Albany, NY – In today's Academic Minute, Dr. Stephen Magee of the University of Texas at Austin discusses his efforts to calculate the optimum number of lawyers required for economic efficiency.

Stephen Magee is James L. Bayless/Enstar Corporation Professor of Finance and Economics in the McCombs School of Business at the University of Texas at Austin. In addition to three books, Magee has published more than 70 academic articles and served as a White House staff member. He holds a Ph.D. form the Massachusetts Institute of Technology.

About Dr. Magee

Dr. Stephen Magee - Too Many Lawyers?

The Dean of the Harvard Law School once joked that by the year 2023 there would be more lawyers in the United States than people.

The truth is that the US does have too many lawyers: out of 50 countries only Uruguay has more lawyers per capita than the US. Why so many? Lawyers have always lobbied Congress and state legislatures to artificially increase the demand for lawyers and to permit frivolous lawsuits. We know that lawyers have excessive political influence: 41% of the US Congress are lawyers, the 2nd highest percentage in the world, which is eight times greater than the lawyer percentage of the US professional labor force.

Unfortunately, there are negative economic consequences of having too many lawyers. My research shows that there is an economic optimum ratio of lawyers to population. That research across 27 countries and over a 40 year time period shows that the US has 1/3 too many lawyers. As a result, spurious lawsuits and excessive litigation, subtracts 7 percent a year from US national income, which is $1 trillion a year from our $15 trillion economy.

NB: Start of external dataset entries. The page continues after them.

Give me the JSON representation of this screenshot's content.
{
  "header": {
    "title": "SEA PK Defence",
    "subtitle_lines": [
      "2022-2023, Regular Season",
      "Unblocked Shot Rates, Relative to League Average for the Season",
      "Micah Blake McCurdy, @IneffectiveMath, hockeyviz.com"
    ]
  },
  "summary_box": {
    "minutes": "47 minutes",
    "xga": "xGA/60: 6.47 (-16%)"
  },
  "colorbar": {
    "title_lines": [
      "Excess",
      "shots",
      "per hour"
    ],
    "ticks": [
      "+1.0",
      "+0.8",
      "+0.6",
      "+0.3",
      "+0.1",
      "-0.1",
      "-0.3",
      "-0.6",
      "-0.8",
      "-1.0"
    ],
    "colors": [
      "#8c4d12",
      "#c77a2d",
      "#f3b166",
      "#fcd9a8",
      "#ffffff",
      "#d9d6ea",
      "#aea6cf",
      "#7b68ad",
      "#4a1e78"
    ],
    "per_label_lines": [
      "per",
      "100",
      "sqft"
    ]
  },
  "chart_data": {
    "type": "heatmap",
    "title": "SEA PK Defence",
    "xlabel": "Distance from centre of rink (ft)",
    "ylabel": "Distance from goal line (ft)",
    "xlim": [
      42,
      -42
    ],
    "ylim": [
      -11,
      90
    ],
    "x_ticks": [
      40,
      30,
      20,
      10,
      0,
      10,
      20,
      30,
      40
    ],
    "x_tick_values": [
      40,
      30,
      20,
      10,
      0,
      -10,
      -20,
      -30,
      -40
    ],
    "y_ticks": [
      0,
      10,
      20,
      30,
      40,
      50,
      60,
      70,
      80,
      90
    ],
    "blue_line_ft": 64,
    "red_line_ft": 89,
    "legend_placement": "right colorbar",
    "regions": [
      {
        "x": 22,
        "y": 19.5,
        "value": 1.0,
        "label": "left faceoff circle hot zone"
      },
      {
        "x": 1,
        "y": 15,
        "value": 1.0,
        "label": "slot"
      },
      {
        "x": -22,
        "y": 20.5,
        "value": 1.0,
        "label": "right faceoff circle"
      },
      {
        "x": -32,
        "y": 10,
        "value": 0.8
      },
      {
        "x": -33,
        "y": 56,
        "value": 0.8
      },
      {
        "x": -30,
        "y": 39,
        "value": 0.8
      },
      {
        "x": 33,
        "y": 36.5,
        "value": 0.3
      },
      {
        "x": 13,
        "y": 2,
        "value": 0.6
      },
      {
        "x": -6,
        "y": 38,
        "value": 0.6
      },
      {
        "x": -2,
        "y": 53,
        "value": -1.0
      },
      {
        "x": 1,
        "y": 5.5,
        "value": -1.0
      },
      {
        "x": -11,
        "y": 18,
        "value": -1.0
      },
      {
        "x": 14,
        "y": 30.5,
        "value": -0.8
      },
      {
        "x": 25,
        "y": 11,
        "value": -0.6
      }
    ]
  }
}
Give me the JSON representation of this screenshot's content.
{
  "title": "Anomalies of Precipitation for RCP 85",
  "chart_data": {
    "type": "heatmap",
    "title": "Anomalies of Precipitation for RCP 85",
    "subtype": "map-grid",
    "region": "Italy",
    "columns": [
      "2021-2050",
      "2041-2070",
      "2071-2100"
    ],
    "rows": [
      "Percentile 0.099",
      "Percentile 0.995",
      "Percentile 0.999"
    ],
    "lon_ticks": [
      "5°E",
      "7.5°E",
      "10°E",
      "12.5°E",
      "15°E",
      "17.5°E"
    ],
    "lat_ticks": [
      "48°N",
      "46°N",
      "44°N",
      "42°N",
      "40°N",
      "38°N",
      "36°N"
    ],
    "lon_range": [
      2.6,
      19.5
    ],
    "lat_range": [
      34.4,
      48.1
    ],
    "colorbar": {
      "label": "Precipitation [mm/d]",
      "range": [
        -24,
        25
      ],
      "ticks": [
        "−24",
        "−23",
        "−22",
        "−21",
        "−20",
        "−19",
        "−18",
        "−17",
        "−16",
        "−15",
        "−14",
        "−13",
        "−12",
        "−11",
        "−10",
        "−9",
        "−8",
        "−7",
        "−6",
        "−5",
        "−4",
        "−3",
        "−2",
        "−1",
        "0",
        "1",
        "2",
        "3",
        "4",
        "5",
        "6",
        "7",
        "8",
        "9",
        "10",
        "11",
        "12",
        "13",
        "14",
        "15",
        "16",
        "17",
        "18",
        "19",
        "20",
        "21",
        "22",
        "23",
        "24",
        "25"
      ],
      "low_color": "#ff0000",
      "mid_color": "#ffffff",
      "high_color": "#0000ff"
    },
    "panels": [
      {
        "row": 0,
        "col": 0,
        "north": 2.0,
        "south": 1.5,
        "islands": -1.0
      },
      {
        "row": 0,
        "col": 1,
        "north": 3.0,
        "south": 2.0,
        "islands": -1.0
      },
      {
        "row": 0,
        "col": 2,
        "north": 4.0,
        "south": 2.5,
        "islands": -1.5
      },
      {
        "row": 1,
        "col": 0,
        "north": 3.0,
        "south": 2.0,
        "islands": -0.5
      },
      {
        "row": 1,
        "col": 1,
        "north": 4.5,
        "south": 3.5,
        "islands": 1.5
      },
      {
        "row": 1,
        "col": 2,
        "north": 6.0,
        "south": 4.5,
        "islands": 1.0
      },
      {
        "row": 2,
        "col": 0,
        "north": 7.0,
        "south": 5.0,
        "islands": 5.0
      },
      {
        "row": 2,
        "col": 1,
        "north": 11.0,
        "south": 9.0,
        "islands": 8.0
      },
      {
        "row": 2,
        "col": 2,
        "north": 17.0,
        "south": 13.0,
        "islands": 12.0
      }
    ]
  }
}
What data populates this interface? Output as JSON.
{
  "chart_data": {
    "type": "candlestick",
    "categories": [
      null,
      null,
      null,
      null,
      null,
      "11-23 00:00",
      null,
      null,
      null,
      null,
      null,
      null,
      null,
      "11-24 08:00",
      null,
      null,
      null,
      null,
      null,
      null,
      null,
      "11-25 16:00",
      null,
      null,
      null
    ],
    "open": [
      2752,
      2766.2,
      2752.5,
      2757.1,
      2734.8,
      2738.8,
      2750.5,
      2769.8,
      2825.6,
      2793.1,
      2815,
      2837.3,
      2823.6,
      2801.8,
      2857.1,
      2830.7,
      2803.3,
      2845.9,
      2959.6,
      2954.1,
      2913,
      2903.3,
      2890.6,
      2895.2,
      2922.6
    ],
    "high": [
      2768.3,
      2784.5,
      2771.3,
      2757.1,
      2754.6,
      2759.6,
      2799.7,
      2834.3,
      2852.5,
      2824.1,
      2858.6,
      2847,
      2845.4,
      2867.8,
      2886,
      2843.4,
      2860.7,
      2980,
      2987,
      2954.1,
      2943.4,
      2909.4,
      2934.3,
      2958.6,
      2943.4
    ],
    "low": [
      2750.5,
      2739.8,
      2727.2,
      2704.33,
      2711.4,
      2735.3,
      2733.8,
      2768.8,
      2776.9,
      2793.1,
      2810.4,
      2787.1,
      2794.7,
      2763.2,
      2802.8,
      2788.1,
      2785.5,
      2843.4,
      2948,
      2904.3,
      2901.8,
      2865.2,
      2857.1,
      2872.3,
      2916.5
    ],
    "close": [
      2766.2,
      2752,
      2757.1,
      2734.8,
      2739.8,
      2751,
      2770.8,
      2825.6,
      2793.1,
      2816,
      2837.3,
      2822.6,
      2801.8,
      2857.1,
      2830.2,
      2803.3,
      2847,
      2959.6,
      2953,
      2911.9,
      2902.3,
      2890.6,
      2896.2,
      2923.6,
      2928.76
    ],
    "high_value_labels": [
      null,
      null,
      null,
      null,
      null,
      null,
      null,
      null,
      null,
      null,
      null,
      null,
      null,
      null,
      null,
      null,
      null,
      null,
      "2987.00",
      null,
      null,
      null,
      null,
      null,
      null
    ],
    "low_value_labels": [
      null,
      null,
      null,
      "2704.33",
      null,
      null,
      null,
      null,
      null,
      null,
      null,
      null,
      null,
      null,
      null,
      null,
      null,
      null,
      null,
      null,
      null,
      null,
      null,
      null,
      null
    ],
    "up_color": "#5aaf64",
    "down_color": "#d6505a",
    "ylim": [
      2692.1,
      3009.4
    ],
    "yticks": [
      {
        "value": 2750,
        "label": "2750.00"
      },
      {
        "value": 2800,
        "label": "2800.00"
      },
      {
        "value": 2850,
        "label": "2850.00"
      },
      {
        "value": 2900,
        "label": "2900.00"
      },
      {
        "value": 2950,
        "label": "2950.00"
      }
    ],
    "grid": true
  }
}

In contrast, 2/3 of US lawyers add positively to our economy by protecting property, facilitating transactions and reducing crime. This 2/3 of American lawyers adds 36% a year to our economy, Which is $5 trillion a year in a $15 trillion economy.

W.C. Fields once joked that some lawyers are good and some lawyers are bad but we don't need any of them. Well, he was wrong: two-thirds of American lawyers are a positive force in the US economy.